Market News: Oliver Stone Nets a Profit from Chinese Art
2008-12-02 09:52:05 未知
Liu Wei's Revolutionary Family sold for £242,730
Hollywood film director Oliver Stone, who recently completed the George W Bush biopic W, sold three contemporary Chinese paintings at Christie's in Hong Kong on Sunday for £2.9million. Stone will have realised a handsome profit as the paintings, including Liu Wei's Revolutionary Family, a portrait of the artist with his father which sold below estimate for £243,000, were bought in the early 1990s when contemporary Chinese art was barely a glimmer in the market's eye. The contemporary Asian art sale was otherwise a lacklustre event in which nearly half the lots went unsold. A much stronger result, from the same series of auctions, was posted in a sale of vintage wines in which nearly all the 240 lots found buyers.
•Along with property, art prices are being hit in the oil-rich Middle East. Bonhams's sale of modern and contemporary Arab, Iranian, Indian and Pakistani art in Dubai last week drummed up just $2.9million (nearly £2million) when at least $9million had been expected. The chief casualty was Mountain, an 8ft-high aluminium sculpture by former Turner Prize-winner Anish Kapoor, estimated at $1.2million to $2.6million, which did not sell.
•There has been some unwanted interest in EH Shepard's drawings of Winnie-the-Pooh, featured last week. One of Shepard's works for the Latin translation of the first Pooh book by AA Milne has been stolen from the annual illustrators' exhibition held by Mayfair dealer, Chris Beetles. A tiny oval portrait of the bear, inscribed "Latin Winnie ille Pu medallion" on the back, the work can still be seen on the gallery's website (chrisbeetles.com).

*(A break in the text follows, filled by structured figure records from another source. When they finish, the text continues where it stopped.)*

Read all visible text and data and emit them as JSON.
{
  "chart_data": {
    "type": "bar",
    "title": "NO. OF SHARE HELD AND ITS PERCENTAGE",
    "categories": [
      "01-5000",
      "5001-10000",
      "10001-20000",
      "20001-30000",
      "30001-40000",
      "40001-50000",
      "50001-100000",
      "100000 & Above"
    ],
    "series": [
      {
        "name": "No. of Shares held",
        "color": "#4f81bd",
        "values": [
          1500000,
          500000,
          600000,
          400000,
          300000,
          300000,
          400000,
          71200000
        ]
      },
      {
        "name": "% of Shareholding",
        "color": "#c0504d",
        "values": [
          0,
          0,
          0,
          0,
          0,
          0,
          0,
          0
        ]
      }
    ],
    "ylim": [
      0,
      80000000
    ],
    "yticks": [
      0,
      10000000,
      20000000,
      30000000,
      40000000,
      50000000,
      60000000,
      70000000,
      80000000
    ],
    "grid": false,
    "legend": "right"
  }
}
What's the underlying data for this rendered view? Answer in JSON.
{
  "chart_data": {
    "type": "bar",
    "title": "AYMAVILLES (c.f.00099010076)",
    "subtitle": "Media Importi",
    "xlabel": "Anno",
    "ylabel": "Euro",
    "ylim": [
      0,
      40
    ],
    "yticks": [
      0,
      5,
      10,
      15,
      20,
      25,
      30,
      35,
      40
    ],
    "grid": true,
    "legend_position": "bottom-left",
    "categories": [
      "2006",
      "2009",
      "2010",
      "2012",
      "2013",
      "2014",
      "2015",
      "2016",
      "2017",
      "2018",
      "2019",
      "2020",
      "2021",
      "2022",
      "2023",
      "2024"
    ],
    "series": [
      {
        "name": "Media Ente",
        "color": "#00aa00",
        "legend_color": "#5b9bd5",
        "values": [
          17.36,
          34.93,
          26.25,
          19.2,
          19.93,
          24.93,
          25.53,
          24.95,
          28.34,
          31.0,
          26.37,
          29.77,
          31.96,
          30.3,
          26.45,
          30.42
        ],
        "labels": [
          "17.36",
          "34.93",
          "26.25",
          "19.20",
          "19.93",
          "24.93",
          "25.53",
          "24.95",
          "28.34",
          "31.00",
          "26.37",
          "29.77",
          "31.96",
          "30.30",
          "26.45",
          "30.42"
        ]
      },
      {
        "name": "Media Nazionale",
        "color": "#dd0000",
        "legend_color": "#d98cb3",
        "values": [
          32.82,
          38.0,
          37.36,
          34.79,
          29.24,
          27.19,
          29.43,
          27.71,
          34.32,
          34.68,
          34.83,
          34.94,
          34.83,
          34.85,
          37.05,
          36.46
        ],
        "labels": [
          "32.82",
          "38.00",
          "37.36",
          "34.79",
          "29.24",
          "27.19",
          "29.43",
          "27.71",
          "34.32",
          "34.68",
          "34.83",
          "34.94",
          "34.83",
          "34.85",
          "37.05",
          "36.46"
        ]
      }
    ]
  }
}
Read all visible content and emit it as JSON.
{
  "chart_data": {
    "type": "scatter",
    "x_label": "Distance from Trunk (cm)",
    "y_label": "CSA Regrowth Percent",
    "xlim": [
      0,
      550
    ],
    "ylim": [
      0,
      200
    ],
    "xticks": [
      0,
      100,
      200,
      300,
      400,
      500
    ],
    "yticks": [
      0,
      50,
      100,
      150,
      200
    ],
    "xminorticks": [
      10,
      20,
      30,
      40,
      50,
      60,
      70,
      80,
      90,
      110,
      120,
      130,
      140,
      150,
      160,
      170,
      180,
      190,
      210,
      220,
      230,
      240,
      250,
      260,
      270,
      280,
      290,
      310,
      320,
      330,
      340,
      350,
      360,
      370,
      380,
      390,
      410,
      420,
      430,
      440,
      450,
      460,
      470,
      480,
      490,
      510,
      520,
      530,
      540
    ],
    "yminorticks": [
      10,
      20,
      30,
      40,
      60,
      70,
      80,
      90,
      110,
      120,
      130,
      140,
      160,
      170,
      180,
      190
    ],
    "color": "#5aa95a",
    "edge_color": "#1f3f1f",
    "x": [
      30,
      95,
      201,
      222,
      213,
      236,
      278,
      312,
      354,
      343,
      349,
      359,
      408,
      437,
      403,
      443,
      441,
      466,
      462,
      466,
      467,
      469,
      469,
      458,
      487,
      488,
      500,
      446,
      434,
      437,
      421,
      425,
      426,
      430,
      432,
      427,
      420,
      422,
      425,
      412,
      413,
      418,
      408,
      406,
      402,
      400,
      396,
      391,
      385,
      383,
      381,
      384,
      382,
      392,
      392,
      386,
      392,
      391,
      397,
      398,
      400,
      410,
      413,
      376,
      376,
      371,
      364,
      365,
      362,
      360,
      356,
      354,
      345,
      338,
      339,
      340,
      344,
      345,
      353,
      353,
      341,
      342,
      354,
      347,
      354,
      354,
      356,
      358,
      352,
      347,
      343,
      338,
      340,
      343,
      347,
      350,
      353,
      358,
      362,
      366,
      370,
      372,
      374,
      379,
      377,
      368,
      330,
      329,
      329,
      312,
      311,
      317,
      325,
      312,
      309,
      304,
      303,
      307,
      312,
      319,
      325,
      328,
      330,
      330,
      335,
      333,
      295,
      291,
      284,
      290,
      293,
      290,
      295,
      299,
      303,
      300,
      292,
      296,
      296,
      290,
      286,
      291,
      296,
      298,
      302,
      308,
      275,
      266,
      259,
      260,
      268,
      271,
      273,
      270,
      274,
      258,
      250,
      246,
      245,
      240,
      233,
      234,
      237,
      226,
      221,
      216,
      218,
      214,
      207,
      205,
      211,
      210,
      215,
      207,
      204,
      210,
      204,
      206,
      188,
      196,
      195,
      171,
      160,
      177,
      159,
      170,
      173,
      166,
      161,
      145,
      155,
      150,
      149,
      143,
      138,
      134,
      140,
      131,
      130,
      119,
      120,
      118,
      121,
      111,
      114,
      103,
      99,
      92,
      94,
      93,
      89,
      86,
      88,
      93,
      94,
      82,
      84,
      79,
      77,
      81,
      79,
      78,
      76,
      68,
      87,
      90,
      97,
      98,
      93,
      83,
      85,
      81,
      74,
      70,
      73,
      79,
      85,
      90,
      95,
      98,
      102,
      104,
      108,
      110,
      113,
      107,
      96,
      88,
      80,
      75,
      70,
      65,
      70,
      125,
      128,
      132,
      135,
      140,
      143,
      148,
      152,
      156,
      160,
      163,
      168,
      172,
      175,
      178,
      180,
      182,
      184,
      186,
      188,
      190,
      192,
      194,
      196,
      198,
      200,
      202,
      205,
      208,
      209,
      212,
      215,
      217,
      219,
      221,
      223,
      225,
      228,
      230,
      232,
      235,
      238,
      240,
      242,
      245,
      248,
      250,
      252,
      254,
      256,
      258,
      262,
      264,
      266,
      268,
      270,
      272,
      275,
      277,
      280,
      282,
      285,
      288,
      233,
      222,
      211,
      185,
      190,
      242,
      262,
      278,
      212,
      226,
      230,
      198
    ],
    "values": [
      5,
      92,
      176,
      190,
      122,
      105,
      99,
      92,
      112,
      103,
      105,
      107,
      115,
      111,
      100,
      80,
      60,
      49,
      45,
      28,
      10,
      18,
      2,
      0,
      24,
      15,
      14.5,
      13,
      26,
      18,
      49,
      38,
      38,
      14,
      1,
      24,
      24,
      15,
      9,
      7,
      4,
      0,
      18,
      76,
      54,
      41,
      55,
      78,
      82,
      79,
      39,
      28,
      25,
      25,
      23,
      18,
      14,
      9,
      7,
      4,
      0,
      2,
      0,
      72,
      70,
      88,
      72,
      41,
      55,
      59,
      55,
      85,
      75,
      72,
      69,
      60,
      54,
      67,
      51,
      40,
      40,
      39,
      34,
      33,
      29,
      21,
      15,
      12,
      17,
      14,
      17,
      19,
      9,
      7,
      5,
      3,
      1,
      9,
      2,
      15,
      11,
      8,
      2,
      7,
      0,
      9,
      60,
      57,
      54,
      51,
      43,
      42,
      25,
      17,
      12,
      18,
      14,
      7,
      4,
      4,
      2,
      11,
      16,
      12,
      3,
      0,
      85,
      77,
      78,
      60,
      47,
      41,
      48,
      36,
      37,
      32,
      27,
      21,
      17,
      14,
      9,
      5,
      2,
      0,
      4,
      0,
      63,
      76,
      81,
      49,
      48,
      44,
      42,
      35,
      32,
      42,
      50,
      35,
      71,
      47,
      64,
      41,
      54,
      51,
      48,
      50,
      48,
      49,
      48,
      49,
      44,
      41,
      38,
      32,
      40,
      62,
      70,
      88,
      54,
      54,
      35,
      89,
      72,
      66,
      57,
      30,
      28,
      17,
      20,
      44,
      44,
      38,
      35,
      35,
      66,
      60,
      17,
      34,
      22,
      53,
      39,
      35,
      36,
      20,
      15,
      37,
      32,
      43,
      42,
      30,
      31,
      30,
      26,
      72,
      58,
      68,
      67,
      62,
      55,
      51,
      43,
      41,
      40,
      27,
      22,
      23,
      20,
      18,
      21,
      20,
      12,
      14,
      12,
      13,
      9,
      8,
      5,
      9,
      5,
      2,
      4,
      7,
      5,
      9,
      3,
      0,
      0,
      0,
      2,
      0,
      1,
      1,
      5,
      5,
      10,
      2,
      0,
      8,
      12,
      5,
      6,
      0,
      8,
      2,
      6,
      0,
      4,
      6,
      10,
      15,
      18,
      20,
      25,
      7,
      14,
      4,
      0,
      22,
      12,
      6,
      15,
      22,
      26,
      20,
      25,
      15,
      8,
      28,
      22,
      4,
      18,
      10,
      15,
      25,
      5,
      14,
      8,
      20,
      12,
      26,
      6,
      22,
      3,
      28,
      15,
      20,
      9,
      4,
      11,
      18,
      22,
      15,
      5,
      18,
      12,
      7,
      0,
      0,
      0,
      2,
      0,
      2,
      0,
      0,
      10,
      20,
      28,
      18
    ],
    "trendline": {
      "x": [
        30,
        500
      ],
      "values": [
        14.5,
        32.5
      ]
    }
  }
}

•A rich display of watercolours by JMW Turner is on view this week at Sotheby's and Christie's, where no fewer than 11 works are to be sold this month. At Sotheby's, prices range from £3,000, for an early study of a woodland waterfall, to £200,000 for a late, more dramatic view of the falls of Schaffhausen on the Rhine. Christie's has four British topographical views priced between £50,000 and £120,000. Also on view at Christie's will be five works from the collection of Chicago philanthropists William and Eleanor Wood Prince that are to be sold in New York in January. These are estimated to fetch between $30,000 for an early collaborative work made with Thomas Girtin, and $1.5million for a view of the Brunig Pass in Switzerland - one of the last watercolours he made for his patron John Ruskin.
•Prince Nikita Lobanov-Rostovsky, whose family fled Russia after the 1917 Revolution, bought what might have been the bargain of the week at Christie's Russian sale last week, when, for £13, he acquired a drawing of a horse-drawn vehicle by an unidentified artist that been estimated at £2,000 to £3,000. With no opening bids, the auctioneer then offered it for £10 and the prince, who sold his multi-million-pound collection of Russian theatre art back to Russia this year, seized his opportunity.